"This piece was premiered in Boston in 1873--the work of a young man from Portland MA who had studied composition in Germany in the early 1860's and took up the first professorship of music in the country--at Harvard University. It apparently received good reviews by Boston music critics, but soon faded into obscurity. This titanic oratorio is an attempt by an American composer to combine the style of Schumann and Mendelssohn with the sentiments of Victorian Boston, and overall, this effort works very well. Paine is best at expressiving tender sentiments--the aria "The spirit of the Lord is upon me" is a fine example of his use of broad, warm melody. The slow choruses follow this same pattern too. In his grand, fully orchestrated and fast choruses such as the opening and closing numbers, the grandeur that Paine reaches can be almost overwhelming and dizzying--at times almost too much. Yet he handles complicated polyphonic choral writing very well. His broad, grand melodies also sound very "Fair Harvard" (the piece incidenty was recorded in Harvard's Sanders Theater). A fine job by the musicians and Gunther Schuller in particular in bringing this piece alive and vibrant--a less-polished performance could have very easily made the work seem very clunky and ponderous."
Major Americana
Bill Parker | Saint Paul, MN United States | 12/08/2005
(4 out of 5 stars)
"This recording is a major addition to a repertoire we Americans should be ashamed to have neglected so brutally: our own. Yes, we pay homage to Copland and Bernstein and a couple of others, and quite rightly. But there are many dozens of additional American composers who receive short shrift from audiences and recording companies, with no reason I can discern other than assumptions that (1) they must be inferior to "real" [European] composers, and (2) nobody would be interested in hearing them. I am at a loss as to how anyone who has really dipped in to the music of Cowell or Creston, Chadwick or Piston, MacDowell or Deems Taylor, Quincy Porter or John Alden Carpenter, could entertain such notions. Obviously, they haven't heard their music. They have only read their names in books, and repeated the tired canard that a whole generation of Americans were mere drooling slaveys to German and Austrian Romantic models, and that only iconoclasts like Charles Ives deserve any attention today.
Such a condescending viewpoint is almost beneath contempt and smacks of the most outrageous hypocrisy, especially since, as Gunther Schuller points out, "it is insidious double-talk for us Americans to cherish the German-Austrian musical tradition in our own performing organizations....and then turn around and chastise our first composers-pioneers in a cultural wasteland-for regarding such Central European masters as their musical and philosophical mentors."
Mr.
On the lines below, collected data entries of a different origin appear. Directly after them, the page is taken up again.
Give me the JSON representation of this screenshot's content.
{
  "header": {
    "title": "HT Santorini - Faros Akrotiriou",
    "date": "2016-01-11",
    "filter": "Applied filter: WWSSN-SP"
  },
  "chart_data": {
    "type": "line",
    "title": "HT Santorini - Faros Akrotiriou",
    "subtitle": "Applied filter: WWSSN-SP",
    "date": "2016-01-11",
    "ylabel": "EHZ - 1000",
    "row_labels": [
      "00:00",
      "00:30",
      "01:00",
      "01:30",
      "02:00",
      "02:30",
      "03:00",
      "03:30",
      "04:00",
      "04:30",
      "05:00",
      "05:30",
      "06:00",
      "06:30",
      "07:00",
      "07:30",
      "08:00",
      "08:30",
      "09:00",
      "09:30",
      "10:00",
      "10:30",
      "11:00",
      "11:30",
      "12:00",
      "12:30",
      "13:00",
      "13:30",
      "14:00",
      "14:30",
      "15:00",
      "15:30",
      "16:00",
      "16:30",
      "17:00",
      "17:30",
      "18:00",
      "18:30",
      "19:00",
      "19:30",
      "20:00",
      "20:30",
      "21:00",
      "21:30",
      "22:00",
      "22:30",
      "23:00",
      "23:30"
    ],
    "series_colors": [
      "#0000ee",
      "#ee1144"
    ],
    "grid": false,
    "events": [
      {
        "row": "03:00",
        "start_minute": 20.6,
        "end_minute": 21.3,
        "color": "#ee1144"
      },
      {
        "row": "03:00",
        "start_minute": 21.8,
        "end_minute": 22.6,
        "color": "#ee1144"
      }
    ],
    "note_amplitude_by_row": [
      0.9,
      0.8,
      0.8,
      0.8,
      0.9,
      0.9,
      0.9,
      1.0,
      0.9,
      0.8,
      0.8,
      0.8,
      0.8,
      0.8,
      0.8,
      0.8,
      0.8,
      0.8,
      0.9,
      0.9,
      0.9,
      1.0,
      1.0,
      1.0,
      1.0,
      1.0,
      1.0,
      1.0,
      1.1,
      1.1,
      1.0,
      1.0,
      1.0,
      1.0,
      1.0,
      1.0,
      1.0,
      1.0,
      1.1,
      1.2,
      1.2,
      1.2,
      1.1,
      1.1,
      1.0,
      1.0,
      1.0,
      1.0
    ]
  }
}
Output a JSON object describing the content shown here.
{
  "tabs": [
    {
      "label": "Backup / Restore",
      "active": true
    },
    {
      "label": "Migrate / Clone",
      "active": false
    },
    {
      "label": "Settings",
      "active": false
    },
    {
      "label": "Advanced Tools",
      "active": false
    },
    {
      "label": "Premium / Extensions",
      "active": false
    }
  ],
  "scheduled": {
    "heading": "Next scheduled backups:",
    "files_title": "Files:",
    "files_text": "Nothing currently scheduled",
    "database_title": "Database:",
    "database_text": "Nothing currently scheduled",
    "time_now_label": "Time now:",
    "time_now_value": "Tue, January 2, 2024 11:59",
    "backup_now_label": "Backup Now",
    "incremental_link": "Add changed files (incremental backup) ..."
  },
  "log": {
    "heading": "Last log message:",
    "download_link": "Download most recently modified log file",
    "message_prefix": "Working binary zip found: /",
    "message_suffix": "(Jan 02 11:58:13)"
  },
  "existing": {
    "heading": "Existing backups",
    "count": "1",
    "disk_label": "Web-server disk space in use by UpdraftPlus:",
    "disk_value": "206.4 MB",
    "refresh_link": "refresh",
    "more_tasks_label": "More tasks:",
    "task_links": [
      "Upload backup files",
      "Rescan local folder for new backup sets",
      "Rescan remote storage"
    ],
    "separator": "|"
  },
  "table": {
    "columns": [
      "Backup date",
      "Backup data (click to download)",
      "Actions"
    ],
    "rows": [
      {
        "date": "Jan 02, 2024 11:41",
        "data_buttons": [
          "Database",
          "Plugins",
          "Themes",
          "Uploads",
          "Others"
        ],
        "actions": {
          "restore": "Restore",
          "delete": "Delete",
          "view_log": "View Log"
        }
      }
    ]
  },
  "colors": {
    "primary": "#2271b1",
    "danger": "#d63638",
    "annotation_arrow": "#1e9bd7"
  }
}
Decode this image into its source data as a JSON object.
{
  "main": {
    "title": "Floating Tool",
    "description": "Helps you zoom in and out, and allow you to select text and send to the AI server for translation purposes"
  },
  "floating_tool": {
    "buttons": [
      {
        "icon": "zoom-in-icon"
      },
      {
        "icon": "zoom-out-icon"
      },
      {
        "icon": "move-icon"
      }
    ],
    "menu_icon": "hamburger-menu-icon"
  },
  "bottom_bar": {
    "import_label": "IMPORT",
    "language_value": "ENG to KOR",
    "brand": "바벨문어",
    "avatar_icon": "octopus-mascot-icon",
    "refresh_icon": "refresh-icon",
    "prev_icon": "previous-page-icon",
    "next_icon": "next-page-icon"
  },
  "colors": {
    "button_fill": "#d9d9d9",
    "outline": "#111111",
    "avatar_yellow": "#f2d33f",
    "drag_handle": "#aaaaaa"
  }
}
Schuller, himself a major composer, teacher, and conductor, is the mentor of this first recording of an oratorio by "our first great American composer," John Knowles Paine, whose Christian names I felt constrained to give in the header to have any hope of stimulating recognition (one may always forego "Wolfgang Amadeus," "Ludwig van," and the like). Mr. Schuller came across this long-forgotten work about 30 years ago and ever since has nurtured a dream to revive it, which he does herewith. (It had been first given in Portland, Maine in 1873, and apparently only once afterwards, a year later in Boston.)
St. Peter is frankly modeled on the Bach Passions and on Mendelssohn's Elijah, and partakes of the musical syntax of the German Romantics; it even quotes standard hymns of Paine's day, including the still-used "Praise to the Father," and makes some forthright obeisances to both Bach and Handel, the latter quite literally in the soprano air "O man of God, be strong." Despite its clear antecedents, this music speaks with its own voice too, and suggests not plagiarism but a thoroughly American knack for building on the heritage of the past. There are many beauties here: try the stirring brass at "And on the third day he rose again." The performance is fully professional and surely as authoritative as we are ever likely to get. The four soloists are excellent, especially mezzo D'Anna Fortunato who should be known far more than she is. The baritone's diction is very much on the Victorian side, but maybe that's appropriate for the work at hand. Wonderfully quiet for a live recording, except for one lusty sneeze during score no. 18. Recommended to lovers of the choral/sacred category, and more especially to enthusiastic connoisseurs of worthwhile American concert music.